Hal ini dikemukakan oleh Zudan Arif Fakhrulloh selaku Ahli Pemerintah dalam sidang pengujian Pengujian Undang-Undang Nomor 4 Tahun 2009 tentang Pertambangan Mineral dan Batubara (UU Minerba) yang digelar Mahkamah Konstitusi (MK) pada Kamis (12/4) di Ruang Sidang Pleno MK. Permohonan yang teregistrasi Kepaniteraan MK dengan Nomor 10/PUU-X/2012 ini dimohonkan oleh Ishan Noor dengan kuasanya Robikin Emhas dkk.

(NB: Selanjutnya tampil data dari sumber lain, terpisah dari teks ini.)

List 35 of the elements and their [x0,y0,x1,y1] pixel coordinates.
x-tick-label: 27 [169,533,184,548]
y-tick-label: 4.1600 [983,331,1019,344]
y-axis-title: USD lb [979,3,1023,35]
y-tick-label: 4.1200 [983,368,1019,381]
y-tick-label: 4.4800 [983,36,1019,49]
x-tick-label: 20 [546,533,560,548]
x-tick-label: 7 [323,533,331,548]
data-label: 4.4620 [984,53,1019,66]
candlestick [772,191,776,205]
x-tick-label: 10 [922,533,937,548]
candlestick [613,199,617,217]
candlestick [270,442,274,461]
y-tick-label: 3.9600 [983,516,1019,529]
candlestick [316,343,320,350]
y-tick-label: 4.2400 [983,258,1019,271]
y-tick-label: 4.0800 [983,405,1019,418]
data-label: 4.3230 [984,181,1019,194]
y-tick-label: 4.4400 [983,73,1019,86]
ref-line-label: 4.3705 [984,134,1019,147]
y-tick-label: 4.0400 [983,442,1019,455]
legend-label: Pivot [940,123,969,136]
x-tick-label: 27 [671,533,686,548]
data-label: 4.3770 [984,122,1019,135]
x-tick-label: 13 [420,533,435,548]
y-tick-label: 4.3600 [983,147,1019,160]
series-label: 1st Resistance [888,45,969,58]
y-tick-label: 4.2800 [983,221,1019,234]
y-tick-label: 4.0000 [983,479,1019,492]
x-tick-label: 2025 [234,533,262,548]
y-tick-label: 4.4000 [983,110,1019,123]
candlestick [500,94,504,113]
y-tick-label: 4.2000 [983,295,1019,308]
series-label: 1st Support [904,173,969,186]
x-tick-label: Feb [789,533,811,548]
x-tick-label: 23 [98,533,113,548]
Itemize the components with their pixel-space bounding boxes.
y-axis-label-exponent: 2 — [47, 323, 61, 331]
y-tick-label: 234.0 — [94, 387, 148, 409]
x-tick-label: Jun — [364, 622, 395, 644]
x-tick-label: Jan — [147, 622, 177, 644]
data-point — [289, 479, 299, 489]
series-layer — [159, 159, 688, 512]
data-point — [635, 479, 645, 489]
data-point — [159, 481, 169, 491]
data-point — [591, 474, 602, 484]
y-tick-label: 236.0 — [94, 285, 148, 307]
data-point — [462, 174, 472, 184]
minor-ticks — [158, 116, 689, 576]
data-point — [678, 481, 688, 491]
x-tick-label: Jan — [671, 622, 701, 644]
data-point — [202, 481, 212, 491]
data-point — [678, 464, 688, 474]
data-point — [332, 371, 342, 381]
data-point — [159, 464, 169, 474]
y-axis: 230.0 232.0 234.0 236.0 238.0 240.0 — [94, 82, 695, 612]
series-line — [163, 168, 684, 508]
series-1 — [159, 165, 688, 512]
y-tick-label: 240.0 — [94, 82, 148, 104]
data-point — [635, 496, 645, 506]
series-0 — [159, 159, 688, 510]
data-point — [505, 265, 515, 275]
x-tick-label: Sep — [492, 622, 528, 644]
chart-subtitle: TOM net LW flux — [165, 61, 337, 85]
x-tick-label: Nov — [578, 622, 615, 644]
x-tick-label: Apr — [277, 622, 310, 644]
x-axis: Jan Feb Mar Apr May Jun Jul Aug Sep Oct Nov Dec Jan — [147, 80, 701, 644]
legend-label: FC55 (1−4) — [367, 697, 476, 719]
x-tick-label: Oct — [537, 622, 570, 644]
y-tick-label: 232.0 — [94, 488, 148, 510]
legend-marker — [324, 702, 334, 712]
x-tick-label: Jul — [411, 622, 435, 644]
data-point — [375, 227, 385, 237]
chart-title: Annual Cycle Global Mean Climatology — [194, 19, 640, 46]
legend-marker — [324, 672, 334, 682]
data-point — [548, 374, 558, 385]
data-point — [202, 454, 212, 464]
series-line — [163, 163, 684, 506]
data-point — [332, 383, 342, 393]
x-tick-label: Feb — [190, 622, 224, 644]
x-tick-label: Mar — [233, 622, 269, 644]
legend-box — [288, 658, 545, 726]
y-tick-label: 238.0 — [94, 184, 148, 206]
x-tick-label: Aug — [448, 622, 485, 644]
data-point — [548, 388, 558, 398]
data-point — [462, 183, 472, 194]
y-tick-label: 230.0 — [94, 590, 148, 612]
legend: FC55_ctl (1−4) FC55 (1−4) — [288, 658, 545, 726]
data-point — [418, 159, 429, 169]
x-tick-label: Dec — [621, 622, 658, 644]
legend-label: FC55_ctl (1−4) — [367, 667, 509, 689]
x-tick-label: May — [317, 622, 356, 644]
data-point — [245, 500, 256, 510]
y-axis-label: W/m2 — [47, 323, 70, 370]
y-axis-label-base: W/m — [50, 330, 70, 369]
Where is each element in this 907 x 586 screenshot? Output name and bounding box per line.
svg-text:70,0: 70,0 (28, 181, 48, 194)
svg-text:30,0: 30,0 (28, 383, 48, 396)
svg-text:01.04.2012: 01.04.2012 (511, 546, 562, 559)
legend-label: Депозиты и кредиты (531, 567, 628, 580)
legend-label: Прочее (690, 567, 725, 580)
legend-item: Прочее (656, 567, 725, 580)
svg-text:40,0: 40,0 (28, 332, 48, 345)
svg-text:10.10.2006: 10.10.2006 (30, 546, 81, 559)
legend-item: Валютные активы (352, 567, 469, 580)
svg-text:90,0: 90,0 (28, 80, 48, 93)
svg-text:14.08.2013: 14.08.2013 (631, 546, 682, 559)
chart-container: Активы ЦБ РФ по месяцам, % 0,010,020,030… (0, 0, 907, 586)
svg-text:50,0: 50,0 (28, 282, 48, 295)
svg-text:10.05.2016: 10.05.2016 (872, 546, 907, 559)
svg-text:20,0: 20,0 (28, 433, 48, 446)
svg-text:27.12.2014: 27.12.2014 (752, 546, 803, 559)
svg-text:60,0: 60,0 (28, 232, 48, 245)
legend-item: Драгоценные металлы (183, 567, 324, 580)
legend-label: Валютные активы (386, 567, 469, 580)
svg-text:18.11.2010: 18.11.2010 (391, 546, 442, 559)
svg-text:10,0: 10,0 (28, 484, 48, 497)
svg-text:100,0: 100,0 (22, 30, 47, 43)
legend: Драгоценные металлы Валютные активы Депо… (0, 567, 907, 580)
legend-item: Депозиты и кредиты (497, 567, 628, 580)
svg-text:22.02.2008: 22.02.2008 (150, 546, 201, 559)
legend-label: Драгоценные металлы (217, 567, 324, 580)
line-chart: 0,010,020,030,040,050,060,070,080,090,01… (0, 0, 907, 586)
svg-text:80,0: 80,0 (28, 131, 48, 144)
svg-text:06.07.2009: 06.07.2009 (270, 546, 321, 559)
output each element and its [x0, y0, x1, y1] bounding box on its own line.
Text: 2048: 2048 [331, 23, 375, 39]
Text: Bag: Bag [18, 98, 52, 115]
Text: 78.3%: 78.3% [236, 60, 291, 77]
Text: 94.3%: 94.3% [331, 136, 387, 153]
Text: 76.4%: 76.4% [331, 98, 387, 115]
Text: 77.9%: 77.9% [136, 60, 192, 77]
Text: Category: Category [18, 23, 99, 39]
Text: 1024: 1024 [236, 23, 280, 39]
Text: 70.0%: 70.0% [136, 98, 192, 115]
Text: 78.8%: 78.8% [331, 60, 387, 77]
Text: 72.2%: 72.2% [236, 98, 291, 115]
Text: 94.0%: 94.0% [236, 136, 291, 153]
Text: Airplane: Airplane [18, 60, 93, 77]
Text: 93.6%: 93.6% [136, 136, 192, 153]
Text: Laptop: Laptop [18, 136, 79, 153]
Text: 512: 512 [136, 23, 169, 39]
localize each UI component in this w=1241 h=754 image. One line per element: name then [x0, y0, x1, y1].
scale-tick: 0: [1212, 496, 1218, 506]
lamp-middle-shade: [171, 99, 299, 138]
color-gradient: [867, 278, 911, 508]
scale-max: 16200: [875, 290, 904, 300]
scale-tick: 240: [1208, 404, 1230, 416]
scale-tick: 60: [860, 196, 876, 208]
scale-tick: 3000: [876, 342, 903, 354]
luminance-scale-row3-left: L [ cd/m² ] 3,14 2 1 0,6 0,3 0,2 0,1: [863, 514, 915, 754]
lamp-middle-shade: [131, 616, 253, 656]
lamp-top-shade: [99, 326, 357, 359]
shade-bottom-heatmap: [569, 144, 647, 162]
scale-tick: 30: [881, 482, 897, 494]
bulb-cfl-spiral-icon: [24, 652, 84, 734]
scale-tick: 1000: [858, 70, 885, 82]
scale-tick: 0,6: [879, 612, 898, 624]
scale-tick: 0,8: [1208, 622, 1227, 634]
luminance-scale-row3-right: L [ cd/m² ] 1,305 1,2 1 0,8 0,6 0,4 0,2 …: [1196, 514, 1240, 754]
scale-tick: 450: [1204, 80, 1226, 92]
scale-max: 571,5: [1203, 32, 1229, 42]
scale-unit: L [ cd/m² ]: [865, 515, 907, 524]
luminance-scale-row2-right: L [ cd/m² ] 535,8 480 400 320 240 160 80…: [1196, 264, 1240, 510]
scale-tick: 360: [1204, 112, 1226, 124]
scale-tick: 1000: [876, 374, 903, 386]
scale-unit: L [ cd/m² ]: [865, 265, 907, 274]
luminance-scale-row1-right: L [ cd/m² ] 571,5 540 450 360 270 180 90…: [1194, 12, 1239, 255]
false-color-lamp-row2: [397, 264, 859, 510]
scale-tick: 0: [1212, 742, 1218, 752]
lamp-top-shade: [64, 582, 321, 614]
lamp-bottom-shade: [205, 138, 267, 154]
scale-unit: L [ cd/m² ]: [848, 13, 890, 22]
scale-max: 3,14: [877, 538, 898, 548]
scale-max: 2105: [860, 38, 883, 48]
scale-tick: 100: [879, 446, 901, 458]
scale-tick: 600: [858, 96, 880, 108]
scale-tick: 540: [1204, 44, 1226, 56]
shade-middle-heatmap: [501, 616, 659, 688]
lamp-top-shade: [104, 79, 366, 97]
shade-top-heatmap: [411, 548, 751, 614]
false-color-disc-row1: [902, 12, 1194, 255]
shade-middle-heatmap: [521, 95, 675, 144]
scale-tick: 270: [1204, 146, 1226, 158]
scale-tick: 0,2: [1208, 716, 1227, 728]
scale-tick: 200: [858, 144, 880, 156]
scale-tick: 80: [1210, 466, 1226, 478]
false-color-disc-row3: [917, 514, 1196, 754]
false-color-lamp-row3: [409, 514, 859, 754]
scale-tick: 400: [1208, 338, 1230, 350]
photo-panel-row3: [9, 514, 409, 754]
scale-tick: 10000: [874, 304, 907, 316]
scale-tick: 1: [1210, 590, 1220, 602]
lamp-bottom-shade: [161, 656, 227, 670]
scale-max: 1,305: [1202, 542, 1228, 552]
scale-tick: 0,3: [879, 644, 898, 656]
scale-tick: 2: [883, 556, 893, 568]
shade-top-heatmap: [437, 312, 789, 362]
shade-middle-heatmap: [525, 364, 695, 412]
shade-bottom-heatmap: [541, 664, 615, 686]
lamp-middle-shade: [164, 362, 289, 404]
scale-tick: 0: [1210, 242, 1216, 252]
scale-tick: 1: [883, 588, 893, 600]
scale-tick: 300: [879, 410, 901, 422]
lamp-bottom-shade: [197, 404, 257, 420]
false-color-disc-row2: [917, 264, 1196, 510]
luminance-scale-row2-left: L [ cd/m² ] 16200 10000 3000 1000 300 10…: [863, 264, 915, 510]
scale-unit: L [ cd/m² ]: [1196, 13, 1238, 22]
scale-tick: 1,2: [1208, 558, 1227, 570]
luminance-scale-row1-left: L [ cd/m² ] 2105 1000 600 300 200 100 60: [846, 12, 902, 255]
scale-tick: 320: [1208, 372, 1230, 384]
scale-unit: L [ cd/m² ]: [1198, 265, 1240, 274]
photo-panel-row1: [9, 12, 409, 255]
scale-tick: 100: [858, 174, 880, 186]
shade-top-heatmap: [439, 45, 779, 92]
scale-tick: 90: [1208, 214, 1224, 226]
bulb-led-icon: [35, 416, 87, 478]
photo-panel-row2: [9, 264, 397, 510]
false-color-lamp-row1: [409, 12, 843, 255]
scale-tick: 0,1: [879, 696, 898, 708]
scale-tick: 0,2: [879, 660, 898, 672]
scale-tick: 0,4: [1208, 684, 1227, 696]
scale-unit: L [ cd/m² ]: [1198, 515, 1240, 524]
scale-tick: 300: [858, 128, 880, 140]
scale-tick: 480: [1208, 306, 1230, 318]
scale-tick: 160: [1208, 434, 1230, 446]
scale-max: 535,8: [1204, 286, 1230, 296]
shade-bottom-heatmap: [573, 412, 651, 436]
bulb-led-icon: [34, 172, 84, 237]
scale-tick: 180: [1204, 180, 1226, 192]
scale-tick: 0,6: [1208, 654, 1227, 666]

“Dalam tataran empirik, terdapat urusan-urusan pemerintahan yang tidak bisa paralel dengan batas wilayah administrasi. Urusan-urusan pemerintahan yang berbasiskan ekosistem atau berbasiskan ekologis. Misalnya urusan kelautan, urusan kehutanan, urusan pertambangan sulit sekali apabila harus diparalelkan dengan batas wilayah administrasi pemerintahan. Oleh karena itu, terkait dengan kawasan kehutanan atau urusan kehutanan. Maka harus dipandang sebagai sebuah ekosistem, maka urusan kehutanan dapat bersifat melampaui batas administrasi daerah. Demikian pula urusan pertambangan, pelamparan tambang dapat melampaui kawasan-kawasan daerah administrasi,” urai Zudan di hadapan Majelis Hakim Konstitusi yang diketuai oleh Ketua MK Moh. Mahfud MD.
Menurut Zudan, batas-batas kewenangan daerah untuk urusan pemerintahan yang bersifat atau berbasiskan ekologis seringkali tidak sesuai apabila dikaitkan dengan batas administrasi daerah yang bersangkutan. Ia pun menjelaskan eksternalitas yang diciptakan oleh pelaksanaan urusan pemerintahan bidang kehutanan, pertambangan, dan kelautan yang berbasiskan ekologis sering melewati batas-batas administratif pemerintahan kabupaten kota. “Oleh karena itu, terhadap urusan pemerintahan yang bersifat lintas wilayah administrasi ini harus ada affirmative policy dari negara sesuai dengan politik hukum yang dibangun oleh negara,” paparnya.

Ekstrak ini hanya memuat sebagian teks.